ANGLE DOMINANT
Paris pointe les contradictions d'une opération hors norme : SpaceX affiche des pertes abyssales tout en visant une valorisation cent fois son chiffre d'affaires, tandis qu'Elon Musk s'apprête à régner sur Wall Street avec 85 % des droits de vote.
Angle dominant identifié — ne reflète pas l’unanimité des médias de ce pays
POINTS CLES
- 01
Valorisation visée entre 1 750 et 2 000 milliards de dollars, soit près de cent fois le CA annuel de 18,7 milliards — record absolu face aux 25,6 milliards levés par Saudi Aramco en 2019
- 02
Perte nette de 4,9 milliards de dollars en 2025, dette de 29 milliards, et dépenses IA atteignant 7,7 milliards au seul T1 2026
- 03
Elon Musk conservera 85 % des droits de vote avec 42 % du capital via des actions de classe B à dix voix chacune
ANALYSE
Paris, 21 mai 2026. Le dossier d'introduction en Bourse de SpaceX, rendu public mercredi 20 mai auprès du gendarme boursier américain (SEC), a suscité en France une couverture dense et sceptique.
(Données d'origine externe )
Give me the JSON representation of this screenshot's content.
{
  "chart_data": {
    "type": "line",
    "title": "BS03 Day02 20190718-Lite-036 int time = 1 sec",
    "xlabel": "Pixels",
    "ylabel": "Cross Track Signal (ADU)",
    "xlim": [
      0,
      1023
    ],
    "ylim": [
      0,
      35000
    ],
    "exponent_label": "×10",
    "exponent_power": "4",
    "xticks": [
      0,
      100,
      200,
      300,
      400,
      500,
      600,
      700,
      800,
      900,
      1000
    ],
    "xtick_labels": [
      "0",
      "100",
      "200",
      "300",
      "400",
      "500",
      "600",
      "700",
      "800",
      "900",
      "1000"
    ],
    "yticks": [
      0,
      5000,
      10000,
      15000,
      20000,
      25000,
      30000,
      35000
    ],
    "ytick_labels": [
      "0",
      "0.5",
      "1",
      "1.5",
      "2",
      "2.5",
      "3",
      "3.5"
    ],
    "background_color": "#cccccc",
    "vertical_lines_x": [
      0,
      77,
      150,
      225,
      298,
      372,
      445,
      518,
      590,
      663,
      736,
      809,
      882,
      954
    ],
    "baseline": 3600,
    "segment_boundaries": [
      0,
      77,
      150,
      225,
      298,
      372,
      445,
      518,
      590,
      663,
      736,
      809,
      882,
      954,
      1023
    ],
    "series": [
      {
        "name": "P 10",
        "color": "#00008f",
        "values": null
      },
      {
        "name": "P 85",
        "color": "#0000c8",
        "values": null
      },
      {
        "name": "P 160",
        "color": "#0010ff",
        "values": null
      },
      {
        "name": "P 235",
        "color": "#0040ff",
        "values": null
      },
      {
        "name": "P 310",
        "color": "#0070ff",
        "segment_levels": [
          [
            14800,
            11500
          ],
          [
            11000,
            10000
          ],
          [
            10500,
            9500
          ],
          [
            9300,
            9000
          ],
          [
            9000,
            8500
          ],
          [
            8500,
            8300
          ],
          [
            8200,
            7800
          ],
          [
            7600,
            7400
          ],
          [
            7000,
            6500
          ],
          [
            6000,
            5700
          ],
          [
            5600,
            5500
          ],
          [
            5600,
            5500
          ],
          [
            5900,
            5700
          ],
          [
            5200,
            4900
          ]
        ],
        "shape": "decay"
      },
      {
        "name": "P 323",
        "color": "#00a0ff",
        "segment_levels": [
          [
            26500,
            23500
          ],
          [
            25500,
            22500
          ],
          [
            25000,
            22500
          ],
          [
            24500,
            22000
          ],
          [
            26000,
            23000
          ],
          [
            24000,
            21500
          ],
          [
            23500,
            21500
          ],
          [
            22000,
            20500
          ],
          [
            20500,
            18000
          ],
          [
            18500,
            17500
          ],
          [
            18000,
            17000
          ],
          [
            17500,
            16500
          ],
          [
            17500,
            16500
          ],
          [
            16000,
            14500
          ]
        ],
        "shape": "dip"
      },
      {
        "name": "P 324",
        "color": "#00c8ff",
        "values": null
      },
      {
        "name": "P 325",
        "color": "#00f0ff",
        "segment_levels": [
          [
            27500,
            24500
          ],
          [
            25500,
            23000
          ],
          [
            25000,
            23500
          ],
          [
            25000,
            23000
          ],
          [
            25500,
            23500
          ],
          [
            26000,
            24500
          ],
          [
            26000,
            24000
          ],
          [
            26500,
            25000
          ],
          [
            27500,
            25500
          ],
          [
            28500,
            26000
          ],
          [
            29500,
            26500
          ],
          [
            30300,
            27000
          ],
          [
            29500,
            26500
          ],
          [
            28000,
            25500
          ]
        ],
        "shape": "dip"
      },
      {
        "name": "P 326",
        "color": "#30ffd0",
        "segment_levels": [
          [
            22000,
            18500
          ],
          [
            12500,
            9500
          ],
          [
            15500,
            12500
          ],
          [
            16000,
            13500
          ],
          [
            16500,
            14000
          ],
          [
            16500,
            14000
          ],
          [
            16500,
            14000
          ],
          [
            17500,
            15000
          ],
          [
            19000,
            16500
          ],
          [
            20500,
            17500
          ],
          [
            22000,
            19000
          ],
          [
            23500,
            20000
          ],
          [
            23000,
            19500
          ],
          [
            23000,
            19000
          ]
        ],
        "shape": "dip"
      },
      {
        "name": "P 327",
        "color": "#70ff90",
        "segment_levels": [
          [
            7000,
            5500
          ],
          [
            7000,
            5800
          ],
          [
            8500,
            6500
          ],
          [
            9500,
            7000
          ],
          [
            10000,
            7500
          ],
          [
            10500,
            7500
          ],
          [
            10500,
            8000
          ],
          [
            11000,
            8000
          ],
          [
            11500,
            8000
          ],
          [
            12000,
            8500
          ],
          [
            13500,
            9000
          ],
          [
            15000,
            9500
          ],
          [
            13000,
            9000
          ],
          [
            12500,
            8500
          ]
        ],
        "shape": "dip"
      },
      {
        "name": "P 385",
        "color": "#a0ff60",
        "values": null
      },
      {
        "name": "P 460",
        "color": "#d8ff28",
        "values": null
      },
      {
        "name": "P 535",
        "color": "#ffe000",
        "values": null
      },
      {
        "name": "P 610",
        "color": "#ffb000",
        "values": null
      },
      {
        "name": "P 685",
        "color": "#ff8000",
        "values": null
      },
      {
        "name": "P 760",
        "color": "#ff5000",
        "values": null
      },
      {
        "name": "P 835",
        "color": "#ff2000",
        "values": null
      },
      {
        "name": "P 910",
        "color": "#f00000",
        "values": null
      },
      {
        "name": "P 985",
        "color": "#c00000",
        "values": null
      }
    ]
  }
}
Le Monde et France 24 ont consacré plusieurs articles à l'événement, insistant moins sur l'exploit technologique que sur l'arithmétique financière troublante qui sous-tend l'opération.
Les chiffres sont vertigineux. SpaceX espère lever entre 75 et 80 milliards de dollars lors de sa cotation au Nasdaq, prévue à partir du 12 juin sous le symbole SPCX. La valorisation visée, comprise entre 1 750 et 2 000 milliards de dollars, représenterait près de cent fois le chiffre d'affaires annuel de l'entreprise — 18,7 milliards de dollars en 2025. Pour comparaison, l'introduction en Bourse de Saudi Aramco, qui détenait jusqu'ici le record mondial avec 25,6 milliards de dollars levés en 2019, serait réduite à un épisode mineur de l'histoire financière.
Mais la presse française insiste sur le revers de ce tableau. En 2025, SpaceX a terminé l'exercice avec une perte opérationnelle de 2,6 milliards de dollars et une perte nette après impôts de 4,9 milliards. L'entreprise porte par ailleurs une dette de 29 milliards de dollars, alimentée par ses lourds investissements dans le programme Starship, le déploiement de Starlink et, depuis l'absorption de xAI en février, dans l'intelligence artificielle. Le segment IA a lui seul enregistré une perte opérationnelle de 6,4 milliards de dollars en 2025, pour des dépenses d'investissement atteignant 12,7 milliards sur l'année et 7,7 milliards pour le seul premier trimestre 2026.
L'unique moteur financier solide identifié par les médias français est Starlink. Le réseau d'internet par satellite a généré 11,4 milliards de dollars de revenus en 2025, en hausse de près de 50 % sur un an, et représente la grande majorité du chiffre d'affaires consolidé. Un contrat avec Anthropic, concurrent d'OpenAI, prévoit également la location de capacités de calcul dans les centres de données COLOSSUS pour 1,25 milliard de dollars par mois jusqu'en mai 2029.
La structure de gouvernance retient également l'attention. Via un mécanisme d'actions de classe B valant chacune dix voix ordinaires, Elon Musk conservera environ 85 % des droits de vote tout en ne détenant plus que 42 % du capital — contre 51 % actuellement. Le document de la SEC lui-même avertit que Musk « aura le pouvoir de contrôler l'issue des questions nécessitant l'approbation des actionnaires ». Le Monde souligne que cette configuration permettrait à l'entrepreneur d'échapper aux frictions de gouvernance qui ont régulièrement agité son mandat chez Tesla.